1School of Electrical Engineering, KAIST
2Division of Language & AI, HUFS
3Graduate School of Artificial Intelligence, UNIST
We address the problem of tactile localization, where the goal is to identify image regions that share the same material properties as a tactile input. Existing visuo-tactile methods rely on global alignment and thus fail to capture the fine-grained local correspondences required for this task. The challenge is amplified by existing datasets, which predominantly contain close-up, low-diversity images. We propose a model that learns local visuo-tactile alignment via dense cross-modal feature interactions, producing tactile saliency maps for touch-conditioned material segmentation. To overcome dataset constraints, we introduce: (i) in-the-wild multi-material scene images that expand visual diversity, and (ii) a material-diversity pairing strategy that aligns each tactile sample with visually varied yet tactilely consistent images, improving contextual localization and robustness to weak signals. We also construct two new tactile-grounded material segmentation datasets for quantitative evaluation. Experiments on both new and existing benchmarks show that our approach substantially outperforms prior visuo-tactile methods in tactile localization.
We introduce tactile localization, a task where a model is given a tactile input and must identify all regions in an image that share the same material properties. Unlike prior visuo-tactile methods that determine whether an image and a touch correspond to the same material, our model localizes where in a visual scene a given tactile sensation exists — producing dense saliency maps that highlight material regions matching the touch input. This cross-modal task requires fine-grained spatial reasoning beyond the coarse semantic alignment addressed by existing approaches.

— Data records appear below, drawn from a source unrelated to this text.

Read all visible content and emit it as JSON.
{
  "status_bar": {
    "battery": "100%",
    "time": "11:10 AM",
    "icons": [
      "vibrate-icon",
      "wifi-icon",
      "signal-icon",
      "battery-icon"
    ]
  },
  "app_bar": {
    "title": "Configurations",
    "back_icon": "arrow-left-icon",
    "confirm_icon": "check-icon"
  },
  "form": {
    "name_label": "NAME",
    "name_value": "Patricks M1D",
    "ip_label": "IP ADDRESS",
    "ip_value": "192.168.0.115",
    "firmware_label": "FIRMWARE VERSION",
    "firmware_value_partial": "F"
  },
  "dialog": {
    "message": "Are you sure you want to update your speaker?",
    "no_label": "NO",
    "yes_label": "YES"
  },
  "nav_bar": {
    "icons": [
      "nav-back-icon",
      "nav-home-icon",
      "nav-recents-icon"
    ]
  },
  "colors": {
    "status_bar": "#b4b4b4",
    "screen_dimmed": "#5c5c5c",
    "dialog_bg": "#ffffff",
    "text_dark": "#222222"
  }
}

Seeing Through Touch (STT) encodes paired tactile and visual inputs into a shared feature space and learns fine-grained local cross-modal alignment via contrastive learning. Rather than comparing global pooled representations, STT computes dense similarity maps between aggregated tactile features and local visual features, enabling spatially precise material localization.
Existing visuo-tactile datasets consist mostly of close-up, single-material images that lack scene-level diversity. We introduce Web-Material, a new dataset comprising web-crawled scene-level images and curated samples from prior material recognition datasets, together covering 32K images across 18 categories. Each image captures materials in diverse real-world contexts, and is paired with tactile signals from Touch-and-Go[1] via material diversity-based pairing. Web-Material serves as both a training source and an evaluation benchmark with pixel-level material segmentation annotations.
Given a tactile input, the model identifies all image regions that share the same material properties.
| Model | TG-Test[1] | Web-Material | OpenSurfaces[2] | |||
|---|---|---|---|---|---|---|
| mAP | mIoU | mAP | mIoU | mAP | mIoU | |
| Visual Heatmap | ||||||
| DINOv3 Att. Map | 83.74 | 74.27 | 62.73 | 47.12 | 18.91 | 19.04 |
| Global Alignment | ||||||
| TVL w/o Language[3] | 70.61 | 68.12 | 32.16 | 32.16 | 17.93 | 18.61 |
| STT-CLS | 73.63 | 73.49 | 39.35 | 34.74 | 17.98 | 19.07 |
| Local Alignment | ||||||
| STT-Local | 85.12 | 76.79 | 67.72 | 52.34 | 37.25 | 29.47 |
| STT-Indomain | 86.95 | 77.58 | 71.33 | 55.73 | 42.54 | 34.10 |
| SeeingThroughTouch (STT) | 87.56 | 76.82 | 77.43 | 60.94 | 48.06 | 36.73 |
Figure 1. Qualitative Tactile Localization Results on TG-Test, Web-Material, and OpenSurfaces.
The model correctly shifts its predicted region when a different tactile signal is provided for the same scene.
| Model | IIoU |
|---|---|
| Baselines | |
| TVL | 1.0 |
| Ours | |
| STT-CLS | 4.0 |
| STT-Local | 30.0 |
| STT-Indomain | 32.0 |
| SeeingThroughTouch (STT) | 37.0 |
Figure 2. Qualitative Results on Interactive Localization.
Some regions in the scene are replaced with different materials. The model correctly deactivates its prediction for replaced regions and reactivates them when the tactile signal is updated to match the new material.
Figure 3. The model interactively updates localization in response to changes in material and corresponding tactile inputs.